The World is Waiting for the Sunrise is a very old song (1919) and was covered by many people during the swing era, including Benny Goodman and Duke Ellington. In 1951 Les Paul and Mary Ford recorded a version with all of Les’s guitar and recording effects, which were new at the time. It was a big hit and sold over a million copies.Everybody knows I’m sure how important Les Paul’s contributions were to not only the further development of music, but also the technology behind making the music. He invented the Les Paul! He was also a total pioneer in the art of recording and using effects to improve and expand the sound of the recordings. As I show in my big sticky on Django Reinhardt, he and Les Paul were friends.
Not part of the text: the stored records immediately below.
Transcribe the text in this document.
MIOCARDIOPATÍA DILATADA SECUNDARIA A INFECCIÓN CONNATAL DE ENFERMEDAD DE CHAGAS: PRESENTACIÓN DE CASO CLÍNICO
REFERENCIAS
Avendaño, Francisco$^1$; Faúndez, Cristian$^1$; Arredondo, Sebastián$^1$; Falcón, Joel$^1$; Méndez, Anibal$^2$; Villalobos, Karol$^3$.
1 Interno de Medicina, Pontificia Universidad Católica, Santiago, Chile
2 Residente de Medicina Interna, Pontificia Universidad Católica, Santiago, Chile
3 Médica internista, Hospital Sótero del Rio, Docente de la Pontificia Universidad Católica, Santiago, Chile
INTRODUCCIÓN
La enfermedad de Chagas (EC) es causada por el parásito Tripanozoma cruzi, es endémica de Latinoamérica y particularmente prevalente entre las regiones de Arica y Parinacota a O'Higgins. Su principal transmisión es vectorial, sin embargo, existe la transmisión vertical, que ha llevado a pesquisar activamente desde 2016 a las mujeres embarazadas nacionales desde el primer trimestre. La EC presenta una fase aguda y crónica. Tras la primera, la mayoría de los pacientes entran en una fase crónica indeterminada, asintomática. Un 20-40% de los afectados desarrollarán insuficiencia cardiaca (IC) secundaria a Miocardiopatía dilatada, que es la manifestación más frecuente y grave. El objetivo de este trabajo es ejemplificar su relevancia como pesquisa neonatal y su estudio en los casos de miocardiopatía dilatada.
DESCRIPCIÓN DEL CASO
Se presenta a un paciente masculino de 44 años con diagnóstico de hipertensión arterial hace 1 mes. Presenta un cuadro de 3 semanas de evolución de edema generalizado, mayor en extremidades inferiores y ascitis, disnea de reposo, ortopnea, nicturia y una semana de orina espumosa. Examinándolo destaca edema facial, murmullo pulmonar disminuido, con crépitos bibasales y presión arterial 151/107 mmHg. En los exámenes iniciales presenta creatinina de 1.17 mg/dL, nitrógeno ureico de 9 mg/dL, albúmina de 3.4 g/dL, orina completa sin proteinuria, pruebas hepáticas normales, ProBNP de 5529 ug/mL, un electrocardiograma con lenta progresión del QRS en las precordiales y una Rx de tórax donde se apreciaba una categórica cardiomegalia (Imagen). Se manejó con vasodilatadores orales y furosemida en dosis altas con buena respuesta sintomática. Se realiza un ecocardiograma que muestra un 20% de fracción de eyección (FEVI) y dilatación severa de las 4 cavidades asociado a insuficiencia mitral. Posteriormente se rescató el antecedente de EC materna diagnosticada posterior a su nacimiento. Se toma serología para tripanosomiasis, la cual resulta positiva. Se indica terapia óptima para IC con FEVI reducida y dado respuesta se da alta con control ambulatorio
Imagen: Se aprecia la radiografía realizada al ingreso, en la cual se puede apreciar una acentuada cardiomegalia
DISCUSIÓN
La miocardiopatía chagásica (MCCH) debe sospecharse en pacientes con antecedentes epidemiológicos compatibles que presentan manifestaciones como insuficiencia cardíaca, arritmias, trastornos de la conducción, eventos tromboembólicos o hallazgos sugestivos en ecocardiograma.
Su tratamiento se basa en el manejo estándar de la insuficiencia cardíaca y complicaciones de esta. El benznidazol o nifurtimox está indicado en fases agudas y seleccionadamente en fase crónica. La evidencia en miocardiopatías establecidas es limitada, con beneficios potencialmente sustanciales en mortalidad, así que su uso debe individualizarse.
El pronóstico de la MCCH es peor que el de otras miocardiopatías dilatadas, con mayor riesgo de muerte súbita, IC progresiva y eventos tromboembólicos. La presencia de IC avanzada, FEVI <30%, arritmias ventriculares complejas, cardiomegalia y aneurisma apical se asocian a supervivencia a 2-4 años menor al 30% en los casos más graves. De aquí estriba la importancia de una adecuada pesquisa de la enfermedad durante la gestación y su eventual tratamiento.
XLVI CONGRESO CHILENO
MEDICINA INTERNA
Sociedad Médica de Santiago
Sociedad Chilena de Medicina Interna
Can you imagine hanging out with those two guys for a couple of hours?!!

quote from Les Paul

Les Paul influenced many people, two of whom you might recognize in the next video. Carl Perkins shows how rockabilly cats “faked” the Les Paul echo to get the same effect on the same song. George Harrison is no stranger to this song either as The Beatles recorded a home-made version sometime in late 50s.

So this is an interesting study of a song that is now almost 100 years old — starting with a recent performance and going back to the middle of the last century’s jazz players and rock n’ roll players and how all of the interpretations differed, but are also very similar in many ways. We can also see how technological advances have allowed guitar players to push the boundaries of the art as far as possible. Standards such as The World is Waiting… have a very user-friendly structure to them—you can make them as simple or complex as you wish, whether harmonically, rhythmically, or sonically— or some kind of combination of all three. Making these connections across styles is not only interesting in and of itself, but it also helps make the song more universal and accessible to anyone not familiar with a particular style. Oh…and Willie Nelson likes it too! Gypsy Jazz and Western Swing are real close cousins.

When I started trying to play jazz, which can be a very overwhelming thing to do it helped to hear artists I had heard many times (The Beatles) do a song like “Sunrise” or The Sheik of Araby. Players who are adept at jazz are, of course all over it and playing stuff that hits a novice like “huh what?” The Beatles did “Sheik” and Carl Perkins played “Sunrise” like they played everything else and since that format and approach was more familiar to me, it was a big help to listen to their versions to get the structure and approach in my brain and under my fingers. Once I was playing and listening to more jazz and Gypsy Jazz music, all of those structures became familiar to me and I could hear them as easily and they were as recognizable and the rock motifs, moves, chord patterns and tricks I grew up on. Popular groups from the rock era have also turned many a person, musician and non-musician alike, onto the people who influenced them and that is a great way to find your way back to the source of what made the music and music technology happen and how that continues to influence and color the music that we hear today.